Brilliantly macabre darkness
Few artists have undressed the human body as relentlessly as Magnus Wallin. But he doesn't just peel off the clothes and the social veneer. In his magnificent and terrifying presentation at Malmö konsthall in 2002, flayed muscle mannequins were parading in Olympic arenas, while a group of deformed creatures vainly tried to escape their doom.
I don't care if this sounds like a cliché: the memory of it still burns my skin. I can still hear them panting in panic, stuttering with the sticky bouncing of the athletes' death struggle. Brutally and effectively, he ripped open the shiny surfaces of our human ideals and displayed their repulsive interior. Allusions were plentiful and uncomfortable, to eugenics, athletics and fashion, but also to society's collective repression of the weak and the sick. And in that vein he has continued.
Now he is showing at Elastic Gallery. In the short film "Elements"—skillfully animated with uncanny intensity—he confronts us with the interior we prefer to forget. Grinning skulls, intestines, and clattering skeletons, both vulnerable and menacing, come tumbling forth in a frantic ascension to heaven. He also exhibits a series of objects, built out of human skin, blood, and bones. Yes, it is macabre: this piece of human skin presented as an abstract work of art, taken from the drum of a Tibetan shaman. Or the paintings, dark as clotted blood, the laquered surfaces of which reflect my own frenzied gaze. But it is also powerful—to the bone. This body, the very foundation of our existence, which has been so thoroughly examined and dissected, compromised and celebrated by history, science, politics, and art.
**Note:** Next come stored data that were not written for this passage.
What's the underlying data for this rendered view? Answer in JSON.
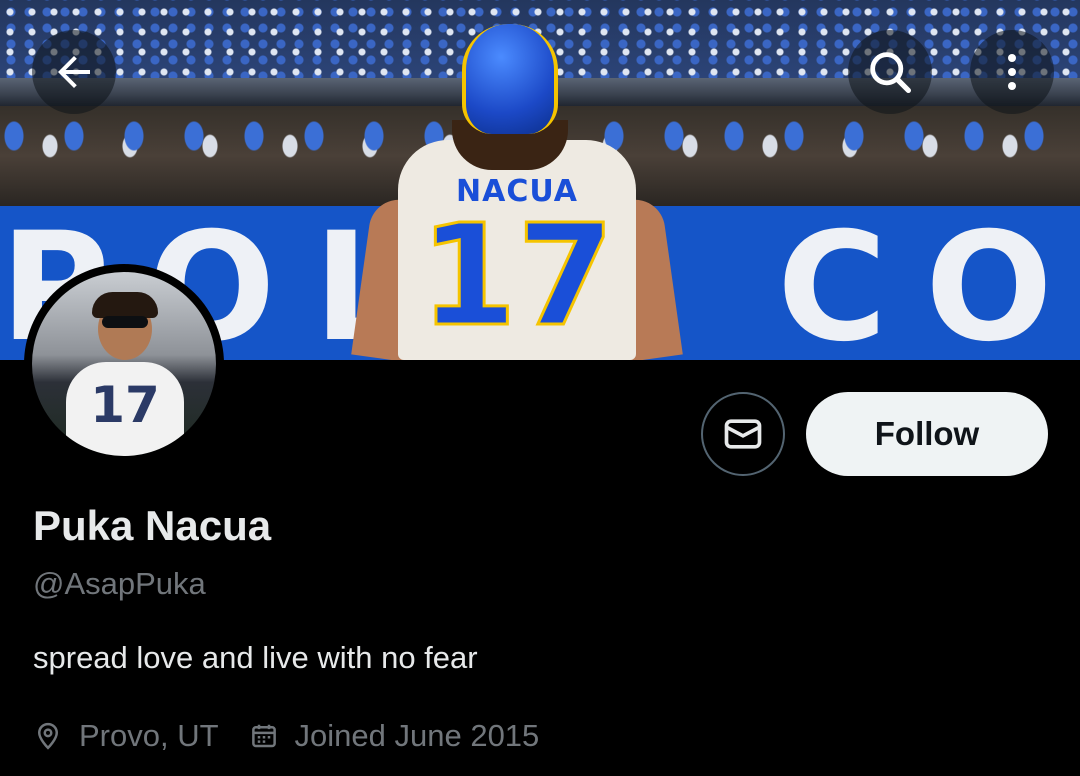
{
  "header": {
    "back_icon": "arrow-left-icon",
    "search_icon": "search-icon",
    "more_icon": "more-vertical-icon"
  },
  "banner": {
    "description_colors": {
      "wall": "#1555c8",
      "jersey_number": "#1a4fd8",
      "helmet_trim": "#f5c400"
    },
    "jersey_name": "NACUA",
    "jersey_number": "17",
    "wall_text": "POLIS COLTS"
  },
  "avatar": {
    "jersey_number": "17"
  },
  "actions": {
    "message_icon": "mail-icon",
    "follow_label": "Follow"
  },
  "profile": {
    "display_name": "Puka Nacua",
    "handle": "@AsapPuka",
    "bio": "spread love and live with no fear",
    "location_icon": "location-pin-icon",
    "location": "Provo, UT",
    "joined_icon": "calendar-icon",
    "joined": "Joined June 2015"
  },
  "colors": {
    "background": "#000000",
    "primary_text": "#e7e9ea",
    "secondary_text": "#71767b",
    "follow_button_bg": "#eff3f4",
    "follow_button_text": "#0f1419"
  }
}
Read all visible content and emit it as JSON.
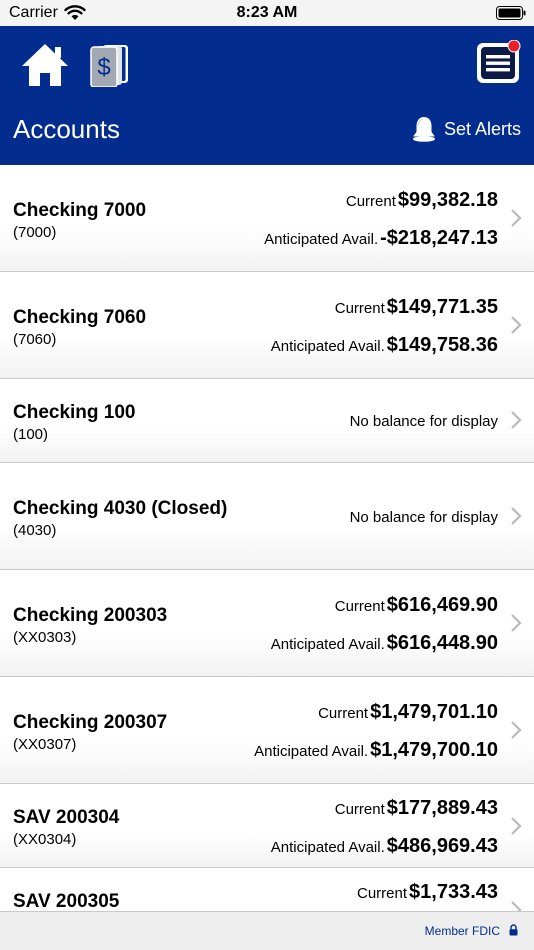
{
  "status_bar": {
    "carrier": "Carrier",
    "time": "8:23 AM"
  },
  "header": {
    "title": "Accounts",
    "alerts_label": "Set Alerts"
  },
  "accounts": [
    {
      "name": "Checking 7000",
      "number": "(7000)",
      "current_label": "Current",
      "current": "$99,382.18",
      "anticipated_label": "Anticipated Avail.",
      "anticipated": "-$218,247.13"
    },
    {
      "name": "Checking 7060",
      "number": "(7060)",
      "current_label": "Current",
      "current": "$149,771.35",
      "anticipated_label": "Anticipated Avail.",
      "anticipated": "$149,758.36"
    },
    {
      "name": "Checking 100",
      "number": "(100)",
      "no_balance": "No balance for display"
    },
    {
      "name": "Checking 4030 (Closed)",
      "number": "(4030)",
      "no_balance": "No balance for display"
    },
    {
      "name": "Checking 200303",
      "number": "(XX0303)",
      "current_label": "Current",
      "current": "$616,469.90",
      "anticipated_label": "Anticipated Avail.",
      "anticipated": "$616,448.90"
    },
    {
      "name": "Checking 200307",
      "number": "(XX0307)",
      "current_label": "Current",
      "current": "$1,479,701.10",
      "anticipated_label": "Anticipated Avail.",
      "anticipated": "$1,479,700.10"
    },
    {
      "name": "SAV 200304",
      "number": "(XX0304)",
      "current_label": "Current",
      "current": "$177,889.43",
      "anticipated_label": "Anticipated Avail.",
      "anticipated": "$486,969.43"
    },
    {
      "name": "SAV 200305",
      "current_label": "Current",
      "current": "$1,733.43"
    }
  ],
  "footer": {
    "fdic": "Member FDIC"
  },
  "icons": {
    "home": "home-icon",
    "dollar": "dollar-cards-icon",
    "menu": "hamburger-menu-icon",
    "bell": "bell-icon",
    "chevron": "chevron-right-icon",
    "lock": "lock-icon"
  },
  "colors": {
    "brand": "#022d8f",
    "badge": "#e8202a"
  }
}
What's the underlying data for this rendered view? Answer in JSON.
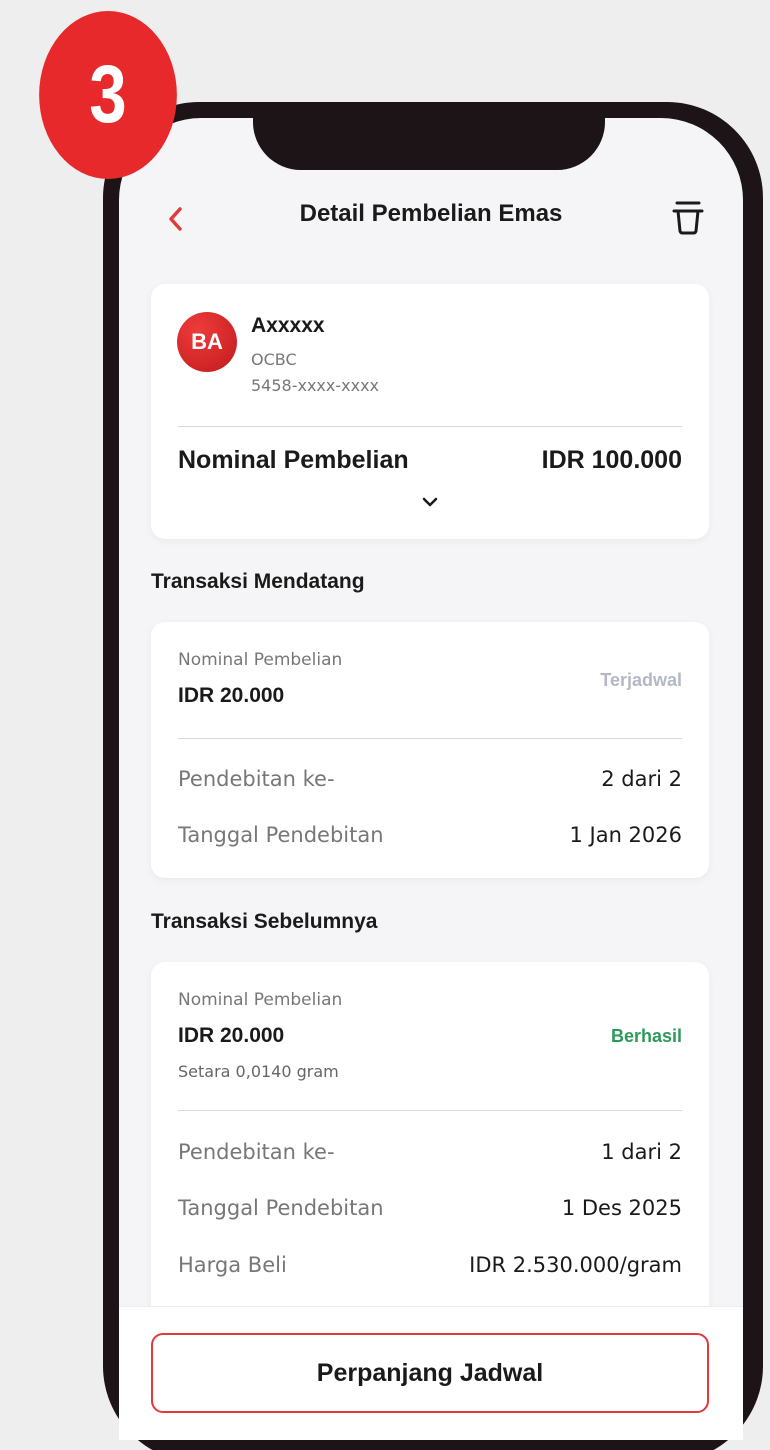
{
  "step": {
    "number": "3"
  },
  "header": {
    "title": "Detail Pembelian Emas"
  },
  "account": {
    "initials": "BA",
    "name": "Axxxxx",
    "bank": "OCBC",
    "number": "5458-xxxx-xxxx"
  },
  "summary": {
    "label": "Nominal Pembelian",
    "value": "IDR 100.000"
  },
  "upcoming": {
    "section_title": "Transaksi Mendatang",
    "amount_label": "Nominal Pembelian",
    "amount": "IDR 20.000",
    "status": "Terjadwal",
    "rows": [
      {
        "label": "Pendebitan ke-",
        "value": "2 dari 2"
      },
      {
        "label": "Tanggal Pendebitan",
        "value": "1 Jan 2026"
      }
    ]
  },
  "previous": {
    "section_title": "Transaksi Sebelumnya",
    "amount_label": "Nominal Pembelian",
    "amount": "IDR 20.000",
    "equivalent": "Setara 0,0140 gram",
    "status": "Berhasil",
    "rows": [
      {
        "label": "Pendebitan ke-",
        "value": "1 dari 2"
      },
      {
        "label": "Tanggal Pendebitan",
        "value": "1 Des 2025"
      },
      {
        "label": "Harga Beli",
        "value": "IDR 2.530.000/gram"
      }
    ]
  },
  "footer": {
    "button_label": "Perpanjang Jadwal"
  },
  "colors": {
    "accent": "#e23a3a",
    "status_scheduled": "#b4b8c4",
    "status_success": "#2e9a5a"
  },
  "icons": {
    "back": "chevron-left-icon",
    "delete": "trash-icon",
    "expand": "chevron-down-icon"
  }
}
Memento mori—remember death. The vanitas is a classic theme in the history of art. Paintings of skulls, hourglasses, and withering flowers that encouraged moral meditations on the perishable nature of life. Less known, however, are the anatomical museums of the 15th and 16th centuries, and their allegorical landscapes of body parts, gallstones, and skeletons, created in the borderlands between art and science populated by inquiring anatomists, doctors, students, and a public out for sensations. With his problematic relics and visions Magnus Wallin touches layers hidden far below the surface. Unlike anyone else, he manages to merge the unbearable with the spectacular, the provokingly human with a tormented self-scrutiny. On this obscure foundation, he fuses life's squeaking merry-go-round with its darkness. It is brilliant.